The lavish artwork is generous throughout the book. Since the engine is designed for players to play damn near anything, the artwork is varied. There are multiple excellent action pieces and the character pieces have more hits than misses (I liked 34, 57, and 70 the best). Much of the artwork is borrowed from other Savage Worlds’ releases either as a direct or inspired work. I liked seeing the under-appreciated Slipstream character types throughout the book. The layout is typical for these books, which is to say great. They have done this well since their first release and continue doing so. I particularly liked the pog-type pieces for the bestiary. One thing about the book were advertisements within the book for their other lines. Yes, the artwork looked great for them, but I couldn’t see any reason why they needed to be thrown into the Introduction.
The biggest thing about this version are the design notes. I love reading design notes. Chad Underkoffler did them well in his Zorcerer of Zo. White Wolf did them well in their Old School Player’s Guides. Here? Not so much. Most of the design notes were validation for choices of design, which is fine for wild decisions people may actually question. For example, suggesting cards for initiative is better than dice or offering a countdown as a means of generating tension. These topics really don’t call for discussion. This is an established line of games that many feel strongly about (go to any gaming convention and see). There were tons of things that could have been approached as a design note rather than what was given. Savage Worlds runs the risk (because the core book is all about system) of reading like GURPS. In the past, I never felt that way. With this version, there were hints of it. There were five one-sheet adventures to get players accustomed to the rules (many settings/some specific looks at rules), but they felt a bit uninspired.

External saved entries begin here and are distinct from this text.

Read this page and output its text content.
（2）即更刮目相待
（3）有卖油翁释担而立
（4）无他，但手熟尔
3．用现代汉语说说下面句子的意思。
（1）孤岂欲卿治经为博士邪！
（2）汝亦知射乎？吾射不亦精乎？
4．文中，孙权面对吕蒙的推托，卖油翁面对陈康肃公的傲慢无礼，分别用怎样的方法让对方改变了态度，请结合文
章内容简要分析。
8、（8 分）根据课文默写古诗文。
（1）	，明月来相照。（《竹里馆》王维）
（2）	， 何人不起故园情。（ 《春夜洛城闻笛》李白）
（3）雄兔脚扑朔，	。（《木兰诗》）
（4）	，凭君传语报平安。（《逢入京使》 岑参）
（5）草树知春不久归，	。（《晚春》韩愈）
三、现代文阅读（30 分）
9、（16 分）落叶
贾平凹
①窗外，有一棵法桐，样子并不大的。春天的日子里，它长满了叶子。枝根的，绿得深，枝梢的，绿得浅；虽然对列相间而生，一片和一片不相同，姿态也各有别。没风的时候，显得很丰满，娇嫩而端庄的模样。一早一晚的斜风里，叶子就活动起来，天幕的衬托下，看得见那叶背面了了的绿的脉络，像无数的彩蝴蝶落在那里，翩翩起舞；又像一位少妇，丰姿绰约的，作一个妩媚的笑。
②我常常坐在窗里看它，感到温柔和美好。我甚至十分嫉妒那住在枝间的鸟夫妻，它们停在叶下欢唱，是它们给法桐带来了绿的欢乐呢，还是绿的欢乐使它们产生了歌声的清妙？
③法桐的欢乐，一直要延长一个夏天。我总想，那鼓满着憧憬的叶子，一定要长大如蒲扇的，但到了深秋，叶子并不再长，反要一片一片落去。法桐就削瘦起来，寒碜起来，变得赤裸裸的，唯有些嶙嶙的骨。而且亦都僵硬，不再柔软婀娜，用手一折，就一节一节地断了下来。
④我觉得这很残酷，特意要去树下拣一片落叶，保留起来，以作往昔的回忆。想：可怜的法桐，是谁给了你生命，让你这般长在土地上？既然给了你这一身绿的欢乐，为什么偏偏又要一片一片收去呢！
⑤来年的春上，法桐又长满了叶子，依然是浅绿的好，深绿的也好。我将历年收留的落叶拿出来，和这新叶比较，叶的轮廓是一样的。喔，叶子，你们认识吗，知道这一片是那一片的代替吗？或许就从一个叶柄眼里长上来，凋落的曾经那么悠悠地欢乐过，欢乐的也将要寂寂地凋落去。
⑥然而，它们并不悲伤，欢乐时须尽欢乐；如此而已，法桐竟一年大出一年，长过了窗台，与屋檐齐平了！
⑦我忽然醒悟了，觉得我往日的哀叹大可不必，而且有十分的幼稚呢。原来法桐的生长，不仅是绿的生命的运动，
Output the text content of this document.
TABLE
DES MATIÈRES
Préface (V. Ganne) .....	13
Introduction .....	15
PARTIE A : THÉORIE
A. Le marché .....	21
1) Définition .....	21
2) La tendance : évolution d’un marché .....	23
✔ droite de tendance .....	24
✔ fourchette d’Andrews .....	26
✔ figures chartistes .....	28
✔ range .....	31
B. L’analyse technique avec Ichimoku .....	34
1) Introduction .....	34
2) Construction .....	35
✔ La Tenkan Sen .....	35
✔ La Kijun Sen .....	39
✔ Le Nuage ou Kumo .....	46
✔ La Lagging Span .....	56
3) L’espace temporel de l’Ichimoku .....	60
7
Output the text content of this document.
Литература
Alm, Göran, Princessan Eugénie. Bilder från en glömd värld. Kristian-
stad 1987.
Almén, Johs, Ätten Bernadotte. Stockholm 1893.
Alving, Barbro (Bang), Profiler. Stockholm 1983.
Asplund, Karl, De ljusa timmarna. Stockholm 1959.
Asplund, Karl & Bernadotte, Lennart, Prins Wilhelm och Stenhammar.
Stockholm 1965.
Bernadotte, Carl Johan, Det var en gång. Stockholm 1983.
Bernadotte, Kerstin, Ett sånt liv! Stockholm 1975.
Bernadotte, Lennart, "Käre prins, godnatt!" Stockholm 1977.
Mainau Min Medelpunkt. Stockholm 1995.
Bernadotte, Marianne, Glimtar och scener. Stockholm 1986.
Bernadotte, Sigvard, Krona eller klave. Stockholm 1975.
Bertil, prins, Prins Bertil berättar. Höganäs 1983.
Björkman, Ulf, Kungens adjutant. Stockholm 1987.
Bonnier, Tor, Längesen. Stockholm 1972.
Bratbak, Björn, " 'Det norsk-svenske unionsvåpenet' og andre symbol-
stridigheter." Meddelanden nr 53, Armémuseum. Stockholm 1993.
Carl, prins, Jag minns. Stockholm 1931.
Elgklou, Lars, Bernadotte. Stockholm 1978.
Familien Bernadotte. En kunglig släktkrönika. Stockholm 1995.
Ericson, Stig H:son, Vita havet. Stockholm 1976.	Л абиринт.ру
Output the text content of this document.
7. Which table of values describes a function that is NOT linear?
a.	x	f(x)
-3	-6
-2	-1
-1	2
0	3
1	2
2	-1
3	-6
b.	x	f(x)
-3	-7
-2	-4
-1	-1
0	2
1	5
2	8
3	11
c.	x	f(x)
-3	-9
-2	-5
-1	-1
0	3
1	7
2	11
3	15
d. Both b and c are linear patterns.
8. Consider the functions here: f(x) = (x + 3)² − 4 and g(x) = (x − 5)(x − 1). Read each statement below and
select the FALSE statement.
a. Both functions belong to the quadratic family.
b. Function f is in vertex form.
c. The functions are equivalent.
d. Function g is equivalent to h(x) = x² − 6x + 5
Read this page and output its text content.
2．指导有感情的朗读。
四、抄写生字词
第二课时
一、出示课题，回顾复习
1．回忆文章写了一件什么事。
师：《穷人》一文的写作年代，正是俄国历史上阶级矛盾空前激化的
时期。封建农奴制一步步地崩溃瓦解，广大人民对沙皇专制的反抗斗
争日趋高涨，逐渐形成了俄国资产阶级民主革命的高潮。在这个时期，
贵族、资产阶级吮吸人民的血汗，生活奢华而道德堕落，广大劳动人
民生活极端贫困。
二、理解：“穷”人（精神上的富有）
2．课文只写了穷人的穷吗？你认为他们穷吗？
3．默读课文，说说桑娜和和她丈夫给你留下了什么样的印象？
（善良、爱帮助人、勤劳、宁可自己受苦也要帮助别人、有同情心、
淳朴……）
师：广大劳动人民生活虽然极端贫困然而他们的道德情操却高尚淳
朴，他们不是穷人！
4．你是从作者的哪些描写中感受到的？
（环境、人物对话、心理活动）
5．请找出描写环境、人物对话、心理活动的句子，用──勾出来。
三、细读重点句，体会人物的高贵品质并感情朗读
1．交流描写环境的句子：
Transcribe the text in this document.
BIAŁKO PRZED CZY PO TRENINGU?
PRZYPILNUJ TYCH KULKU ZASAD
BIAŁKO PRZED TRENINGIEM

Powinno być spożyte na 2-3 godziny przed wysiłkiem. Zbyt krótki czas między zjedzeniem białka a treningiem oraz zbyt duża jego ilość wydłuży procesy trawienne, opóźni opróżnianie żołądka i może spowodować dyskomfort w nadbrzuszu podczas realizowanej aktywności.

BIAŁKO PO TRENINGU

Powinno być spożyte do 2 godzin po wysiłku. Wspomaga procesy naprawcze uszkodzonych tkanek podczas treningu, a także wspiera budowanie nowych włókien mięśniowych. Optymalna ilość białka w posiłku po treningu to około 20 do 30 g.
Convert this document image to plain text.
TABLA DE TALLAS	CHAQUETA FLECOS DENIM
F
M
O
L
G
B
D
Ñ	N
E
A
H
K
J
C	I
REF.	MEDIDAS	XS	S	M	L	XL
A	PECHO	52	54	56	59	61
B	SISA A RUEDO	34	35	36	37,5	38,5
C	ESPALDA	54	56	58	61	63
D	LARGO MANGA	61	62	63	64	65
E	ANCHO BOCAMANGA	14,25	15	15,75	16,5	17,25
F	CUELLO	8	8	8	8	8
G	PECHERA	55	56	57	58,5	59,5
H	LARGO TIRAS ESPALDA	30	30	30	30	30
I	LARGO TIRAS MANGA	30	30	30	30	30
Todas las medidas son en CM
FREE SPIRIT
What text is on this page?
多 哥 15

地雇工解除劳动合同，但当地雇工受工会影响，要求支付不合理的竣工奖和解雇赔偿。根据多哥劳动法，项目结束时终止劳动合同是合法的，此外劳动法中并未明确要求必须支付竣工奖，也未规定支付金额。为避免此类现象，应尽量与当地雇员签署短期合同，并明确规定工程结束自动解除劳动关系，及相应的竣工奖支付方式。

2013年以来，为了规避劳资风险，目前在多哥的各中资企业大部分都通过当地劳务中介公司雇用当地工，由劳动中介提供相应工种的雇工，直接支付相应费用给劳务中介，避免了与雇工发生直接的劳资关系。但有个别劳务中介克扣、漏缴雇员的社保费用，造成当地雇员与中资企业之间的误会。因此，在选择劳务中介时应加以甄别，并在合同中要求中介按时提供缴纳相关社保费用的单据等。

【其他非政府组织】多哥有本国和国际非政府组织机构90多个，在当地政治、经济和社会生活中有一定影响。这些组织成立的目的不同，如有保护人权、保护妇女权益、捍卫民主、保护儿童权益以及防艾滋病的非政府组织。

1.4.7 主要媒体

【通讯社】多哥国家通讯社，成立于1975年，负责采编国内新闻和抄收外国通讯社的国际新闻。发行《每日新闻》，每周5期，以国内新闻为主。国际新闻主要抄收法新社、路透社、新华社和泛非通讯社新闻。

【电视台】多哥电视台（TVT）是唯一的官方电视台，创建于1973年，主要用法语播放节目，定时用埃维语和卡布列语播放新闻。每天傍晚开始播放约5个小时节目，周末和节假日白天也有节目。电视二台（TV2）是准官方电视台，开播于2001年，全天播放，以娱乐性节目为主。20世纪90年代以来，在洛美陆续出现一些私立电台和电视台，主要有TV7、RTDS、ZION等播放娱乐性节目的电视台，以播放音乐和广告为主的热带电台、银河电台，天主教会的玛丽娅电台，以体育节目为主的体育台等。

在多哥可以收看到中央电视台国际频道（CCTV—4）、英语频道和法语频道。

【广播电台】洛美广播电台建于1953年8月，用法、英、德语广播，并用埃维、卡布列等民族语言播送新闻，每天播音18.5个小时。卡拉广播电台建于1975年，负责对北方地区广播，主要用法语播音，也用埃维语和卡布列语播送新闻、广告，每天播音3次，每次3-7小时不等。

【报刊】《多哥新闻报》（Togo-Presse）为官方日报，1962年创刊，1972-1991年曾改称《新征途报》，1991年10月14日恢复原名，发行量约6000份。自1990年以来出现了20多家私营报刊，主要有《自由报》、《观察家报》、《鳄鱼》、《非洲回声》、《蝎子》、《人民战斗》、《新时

At the end of it all, throwing the word “deluxe” at the end of the last version of Savage Worlds doesn’t mean much if the extra bits add too little. Don’t get me wrong. I love this engine and, if you want to try it out for the first time, you’ll be thrilled with this release. On the other hand, if you’ve been playing it since its release, this version has less appeal. For that reason, I can’t really grade this game as I normally do. I’ll just leave it as a great game for the new player who wants to try something different without getting too bogged down by meaningless mechanics. It’s an excellent “pick-up” system and has been since its conception. I just wish the writing shared that excitement.